6.3.2 You may elect to terminate Your Account at any time from within Our Service(s), if You pay for Your Account through credit card. If payment for Your Account is made through other accepted payment methods as specified in the Form, You may request to terminate Your Account by writing to firstname.lastname@example.org. Any associated Service Data shall be retained for a period of 12 months from the date of termination of Your Account beyond which it shall be deleted during the normal course of operation.
6.3.3 We may suspend Your Account upon expiry or non-renewal of Your Subscription Term. We shall retain any associated Service Data for a period of 12 months beyond which Your Account shall be terminated and all associated Service Data shall be deleted immediately and permanently.

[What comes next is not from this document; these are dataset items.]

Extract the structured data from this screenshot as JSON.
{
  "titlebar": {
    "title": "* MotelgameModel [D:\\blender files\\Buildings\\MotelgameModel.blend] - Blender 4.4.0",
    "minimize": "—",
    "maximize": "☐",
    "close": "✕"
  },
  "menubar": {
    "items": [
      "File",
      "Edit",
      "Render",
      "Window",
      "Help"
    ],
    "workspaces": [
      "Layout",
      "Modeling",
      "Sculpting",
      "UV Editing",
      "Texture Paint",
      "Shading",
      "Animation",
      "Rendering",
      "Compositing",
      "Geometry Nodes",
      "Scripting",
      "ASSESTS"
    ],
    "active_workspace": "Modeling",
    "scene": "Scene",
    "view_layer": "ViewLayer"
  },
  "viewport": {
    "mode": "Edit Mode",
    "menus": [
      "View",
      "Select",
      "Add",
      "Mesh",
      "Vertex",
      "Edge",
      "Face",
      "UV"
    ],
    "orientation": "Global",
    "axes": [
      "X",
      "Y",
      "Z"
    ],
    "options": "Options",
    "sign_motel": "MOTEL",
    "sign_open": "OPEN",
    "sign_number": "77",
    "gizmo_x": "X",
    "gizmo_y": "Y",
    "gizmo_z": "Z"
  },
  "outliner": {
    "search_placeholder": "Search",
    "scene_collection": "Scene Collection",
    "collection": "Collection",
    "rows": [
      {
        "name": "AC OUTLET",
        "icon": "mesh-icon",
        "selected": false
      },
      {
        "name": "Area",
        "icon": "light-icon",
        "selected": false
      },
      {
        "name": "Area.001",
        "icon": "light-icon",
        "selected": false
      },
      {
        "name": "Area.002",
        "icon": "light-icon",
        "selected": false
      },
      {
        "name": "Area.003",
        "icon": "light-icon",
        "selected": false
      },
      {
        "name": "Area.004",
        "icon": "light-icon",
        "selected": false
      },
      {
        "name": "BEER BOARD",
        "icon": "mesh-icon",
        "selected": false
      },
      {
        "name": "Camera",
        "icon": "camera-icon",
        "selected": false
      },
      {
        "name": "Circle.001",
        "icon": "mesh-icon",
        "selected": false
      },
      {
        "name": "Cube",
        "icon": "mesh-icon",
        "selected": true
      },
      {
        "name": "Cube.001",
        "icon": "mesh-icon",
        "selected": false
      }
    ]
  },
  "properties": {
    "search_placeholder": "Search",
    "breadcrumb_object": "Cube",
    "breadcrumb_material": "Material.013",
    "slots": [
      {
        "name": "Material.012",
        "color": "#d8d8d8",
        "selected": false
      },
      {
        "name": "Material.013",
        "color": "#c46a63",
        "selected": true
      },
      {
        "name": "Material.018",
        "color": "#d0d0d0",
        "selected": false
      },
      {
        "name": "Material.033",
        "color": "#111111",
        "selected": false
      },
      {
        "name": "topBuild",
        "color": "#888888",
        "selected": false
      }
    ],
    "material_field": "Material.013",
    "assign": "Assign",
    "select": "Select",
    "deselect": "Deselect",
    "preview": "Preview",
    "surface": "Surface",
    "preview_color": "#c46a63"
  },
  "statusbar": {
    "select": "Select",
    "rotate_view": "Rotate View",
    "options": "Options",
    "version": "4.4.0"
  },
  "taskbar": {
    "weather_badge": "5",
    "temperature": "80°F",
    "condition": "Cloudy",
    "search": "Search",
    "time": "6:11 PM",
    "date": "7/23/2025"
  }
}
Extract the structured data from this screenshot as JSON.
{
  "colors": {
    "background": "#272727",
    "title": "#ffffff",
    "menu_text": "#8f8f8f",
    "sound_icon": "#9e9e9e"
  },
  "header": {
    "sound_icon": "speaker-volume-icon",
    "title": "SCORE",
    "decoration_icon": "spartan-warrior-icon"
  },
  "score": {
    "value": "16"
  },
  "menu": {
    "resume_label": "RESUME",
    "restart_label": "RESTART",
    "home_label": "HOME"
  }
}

6.4 Effect of Terminating Your Account:
6.4.1 Data Export: We strongly recommend that You export all Service Data before You terminate Your Account. In any event, following the termination of Your Account either by You or Us, unless otherwise specified elsewhere herein or in any other agreement, if applicable, Service Data will be retained or deleted in accordance with Sections 6.2 or 6.3 as applicable to You. Where the Service Data is retained as described herein, You may contact Us within such Data Retention Period to export Your Service Data. Service Data cannot be recovered once it is deleted.
6.4.2 Charges: If Your Account is terminated in accordance with Sections 6.2 or 6.3 of these Terms, in addition to other amounts You may owe Us, You must immediately pay any then unpaid Subscription Charges associated with the remainder of such Subscription Term, unless waived by Us in writing. This amount will not be payable by You, or You may be eligible for a pro-rated refund of the Subscription Charges, as the case may be, where You terminate Your subscription to the Service(s) or terminate Your Account as a result of a material breach of these Terms by Us, provided that You provide notice of such breach to Us and afford Us not less than thirty (30) days to reasonably cure such breach.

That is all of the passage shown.